Would Craig Barrett buy K12 Inc. stock (or enroll his child in one of their virtual schools)?

by David Safier

As I posted Wednesday, Whitney Tilson, who runs Kase Capital hedge fund, is shorting K12 Inc. On Sunday, he explained why.

Before I go into Tilson's reasons for the short, I feel the need, once again, to ask for Craig Barrett's views on this. Barrett, Gov. Brewer's spokesman on education, president and chairman of BASIS charter schools, one of the prime movers behind the Common Core and rich, savvy ex-CEO of Intel, is also one of 10 members of the K12 Inc. Board. While he talks in public and to the press regularly, he has never, so far as I know, talked about K12 Inc. or its Arizona Virtual Academy for the record. Yet K12 Inc.'s Arizona school alone enrolls over 4,000 students, which is similar to the number of students enrolled in all Arizona BASIS charters combined — and that's only in Arizona. Certainly the subject deserves a mention from a high profile educational spokesman like Barrett.

Tilson goes into his reasons for shorting K12 Inc. at some length. They are based both on recent earnings and what he sees as an untenable educational model. He notes that "year-over-year revenue growth – critical for a stock trading at nearly 50x earnings – has been falling sharply over the past two years, and is projected to fall further in the next year (to 16%)."

He says that, while there are a small number of students who are well suited to the virtual school model, K12 Inc. needs lots of students, which means aggressive recruiting for students, most of whom are a bad fit. "Since going public in late 2007, numerous former employees have told me that K12 has adopted a growth-at-any cost mentality in order to support its richly priced stock."

Most cynically, K12 Inc. goes after at risk students who are probably the least likely group to be self motivated enough to work on their own. He quotes a Columbia University Teachers College prof: "K12’s phone banks have figured out a way to target dropouts and special ed kids. They will sign up anyone – as long as that warm body signs in periodically, K12 can draw enrollment money from the district."

K12 Inc. spends far less on teacher and administrative salaries per student than brick-and-mortar schools. "In light of such low spending, it’s not surprising that many teachers report excessive class sizes and feeling harried, overworked and unsupported."

And of course, all these factors lead to what Tilson calls "horrific educational outcomes."

The condemnations continue. Tilson and his people are fierce, unrelenting researchers, and they've put together a thorough piece condemning K12 Inc.'s practices and questioning the viability of its educational and financial models. Tilson says he's a supporter of charter schools and other "new models of education, whether for profit or nonprofit, as long as they work for kids." He just thinks K12 Inc. doesn't work.

Mr. Barrett, any thoughts you'd like to share? Journalists, do any of you want to ask Barrett to share his thoughts?

UPDATE: K12 Inc. CEO Ron Packard "unloaded 18,000 shares of K12 stock in a transaction that occurred on Wednesday, September 18th." That still leaves him with 219,709 shares, so it's not like he's dumping his holdings.
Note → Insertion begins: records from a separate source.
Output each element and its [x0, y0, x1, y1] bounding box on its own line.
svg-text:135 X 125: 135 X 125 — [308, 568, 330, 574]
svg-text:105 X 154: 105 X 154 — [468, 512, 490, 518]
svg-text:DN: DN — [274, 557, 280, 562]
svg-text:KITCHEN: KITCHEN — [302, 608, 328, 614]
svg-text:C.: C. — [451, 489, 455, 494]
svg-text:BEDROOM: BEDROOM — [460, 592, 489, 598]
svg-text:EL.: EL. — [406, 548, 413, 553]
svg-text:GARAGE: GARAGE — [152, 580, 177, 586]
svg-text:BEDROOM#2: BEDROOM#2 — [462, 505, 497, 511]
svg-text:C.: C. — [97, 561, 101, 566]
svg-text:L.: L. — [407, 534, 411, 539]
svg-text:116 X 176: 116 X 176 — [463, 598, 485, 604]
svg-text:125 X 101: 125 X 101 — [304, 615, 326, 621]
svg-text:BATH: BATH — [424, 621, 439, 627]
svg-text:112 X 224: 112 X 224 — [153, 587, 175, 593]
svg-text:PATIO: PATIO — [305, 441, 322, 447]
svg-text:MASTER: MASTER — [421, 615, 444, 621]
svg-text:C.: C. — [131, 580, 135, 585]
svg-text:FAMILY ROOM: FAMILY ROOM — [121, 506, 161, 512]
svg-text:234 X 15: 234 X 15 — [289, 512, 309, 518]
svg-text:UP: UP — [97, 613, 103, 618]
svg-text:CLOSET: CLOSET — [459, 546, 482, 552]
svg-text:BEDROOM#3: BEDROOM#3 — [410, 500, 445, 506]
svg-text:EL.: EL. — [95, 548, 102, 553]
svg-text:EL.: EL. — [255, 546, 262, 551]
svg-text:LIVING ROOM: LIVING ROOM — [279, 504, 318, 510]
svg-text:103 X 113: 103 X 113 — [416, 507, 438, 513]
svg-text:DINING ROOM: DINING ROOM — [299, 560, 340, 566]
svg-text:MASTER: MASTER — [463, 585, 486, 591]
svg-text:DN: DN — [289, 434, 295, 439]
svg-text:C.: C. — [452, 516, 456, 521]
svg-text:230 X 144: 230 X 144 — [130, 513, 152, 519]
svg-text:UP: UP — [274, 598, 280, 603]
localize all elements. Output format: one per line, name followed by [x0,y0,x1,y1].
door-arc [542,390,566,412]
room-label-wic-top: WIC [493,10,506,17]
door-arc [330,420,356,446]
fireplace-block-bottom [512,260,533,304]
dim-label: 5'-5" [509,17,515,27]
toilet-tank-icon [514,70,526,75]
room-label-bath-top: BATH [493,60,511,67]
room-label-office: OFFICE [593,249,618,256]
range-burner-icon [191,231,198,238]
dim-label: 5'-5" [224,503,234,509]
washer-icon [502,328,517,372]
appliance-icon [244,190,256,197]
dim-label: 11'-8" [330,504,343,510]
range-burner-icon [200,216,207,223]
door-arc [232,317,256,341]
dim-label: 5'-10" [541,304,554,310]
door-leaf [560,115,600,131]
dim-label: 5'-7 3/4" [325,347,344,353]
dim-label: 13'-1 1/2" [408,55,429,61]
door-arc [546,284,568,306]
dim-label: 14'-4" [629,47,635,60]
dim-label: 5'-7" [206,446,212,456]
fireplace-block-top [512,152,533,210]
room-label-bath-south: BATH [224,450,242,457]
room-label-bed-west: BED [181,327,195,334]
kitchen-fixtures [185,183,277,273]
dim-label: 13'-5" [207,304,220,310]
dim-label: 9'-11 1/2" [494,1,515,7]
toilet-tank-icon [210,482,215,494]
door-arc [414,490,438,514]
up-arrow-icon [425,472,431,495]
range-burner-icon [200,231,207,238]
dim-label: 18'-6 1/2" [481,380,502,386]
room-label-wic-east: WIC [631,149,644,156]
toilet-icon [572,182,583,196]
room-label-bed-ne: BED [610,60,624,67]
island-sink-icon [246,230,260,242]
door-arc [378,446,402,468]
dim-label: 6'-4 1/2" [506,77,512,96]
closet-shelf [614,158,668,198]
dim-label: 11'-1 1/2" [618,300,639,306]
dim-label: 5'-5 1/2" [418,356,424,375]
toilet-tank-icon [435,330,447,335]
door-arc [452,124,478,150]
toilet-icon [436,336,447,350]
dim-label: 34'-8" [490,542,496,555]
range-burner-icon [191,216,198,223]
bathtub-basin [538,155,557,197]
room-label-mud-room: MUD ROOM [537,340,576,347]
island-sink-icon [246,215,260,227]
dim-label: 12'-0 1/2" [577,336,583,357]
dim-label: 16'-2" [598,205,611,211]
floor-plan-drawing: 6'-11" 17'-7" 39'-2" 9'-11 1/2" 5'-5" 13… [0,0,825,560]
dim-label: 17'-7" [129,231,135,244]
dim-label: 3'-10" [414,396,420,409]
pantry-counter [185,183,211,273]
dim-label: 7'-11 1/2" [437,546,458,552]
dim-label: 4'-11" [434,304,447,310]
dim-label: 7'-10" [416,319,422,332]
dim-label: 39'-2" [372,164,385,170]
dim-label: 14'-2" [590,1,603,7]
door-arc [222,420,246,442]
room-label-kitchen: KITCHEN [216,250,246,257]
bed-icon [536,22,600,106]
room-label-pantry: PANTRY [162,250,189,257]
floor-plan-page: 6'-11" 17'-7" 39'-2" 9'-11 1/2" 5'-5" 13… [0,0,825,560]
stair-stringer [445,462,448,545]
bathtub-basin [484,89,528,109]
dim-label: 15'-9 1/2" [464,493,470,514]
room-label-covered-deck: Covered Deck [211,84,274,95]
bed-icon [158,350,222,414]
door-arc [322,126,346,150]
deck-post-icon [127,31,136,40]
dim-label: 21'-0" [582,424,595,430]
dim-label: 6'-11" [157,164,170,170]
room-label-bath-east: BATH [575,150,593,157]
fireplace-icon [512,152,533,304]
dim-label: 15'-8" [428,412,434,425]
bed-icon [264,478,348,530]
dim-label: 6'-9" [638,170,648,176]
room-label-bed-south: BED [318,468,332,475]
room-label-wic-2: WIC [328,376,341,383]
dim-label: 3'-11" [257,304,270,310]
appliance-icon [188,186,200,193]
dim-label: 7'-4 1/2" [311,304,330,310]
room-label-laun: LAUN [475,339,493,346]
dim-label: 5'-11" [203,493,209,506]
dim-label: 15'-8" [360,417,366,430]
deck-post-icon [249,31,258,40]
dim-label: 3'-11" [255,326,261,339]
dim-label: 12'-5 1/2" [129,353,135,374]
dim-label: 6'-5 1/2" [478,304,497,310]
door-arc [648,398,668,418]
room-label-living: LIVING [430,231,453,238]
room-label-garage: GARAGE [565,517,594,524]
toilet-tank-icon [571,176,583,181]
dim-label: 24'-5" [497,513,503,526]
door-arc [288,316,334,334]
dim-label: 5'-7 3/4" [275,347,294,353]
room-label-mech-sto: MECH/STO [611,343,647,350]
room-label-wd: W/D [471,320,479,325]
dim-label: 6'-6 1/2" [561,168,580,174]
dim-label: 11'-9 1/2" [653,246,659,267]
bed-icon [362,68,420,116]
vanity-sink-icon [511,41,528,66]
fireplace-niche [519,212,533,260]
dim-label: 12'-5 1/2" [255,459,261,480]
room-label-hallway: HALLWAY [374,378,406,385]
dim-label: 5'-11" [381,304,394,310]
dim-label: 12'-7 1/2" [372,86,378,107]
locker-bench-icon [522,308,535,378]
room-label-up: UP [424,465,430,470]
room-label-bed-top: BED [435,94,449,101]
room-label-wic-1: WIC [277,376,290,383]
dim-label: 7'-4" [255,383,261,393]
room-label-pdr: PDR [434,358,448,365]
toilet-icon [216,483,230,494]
The stock is reasonably high right now, so maybe he's just cashing in — though it's lost some value over the past 10 days. Maybe Packard agrees with Tilson that the stock is about to fall and is planning to sell it off bit by bit off before it loses value. Lots of analysts, unlike Tilson, are giving it an "outperform" and "Buy" rating. But that's what makes horse racing and stock trading.

One response to “Would Craig Barrett buy K12 Inc. stock (or enroll his child in one of their virtual schools)?

  1. So the business model needs year over year growth to sustain its stock price? Then it makes sense that a few years ago then-Gov. Jeb Bush proposed a law requiring all high school students to take at least one online course before graduating. That would be a huge boost to an online school. Floridians weren’t having it and it went down.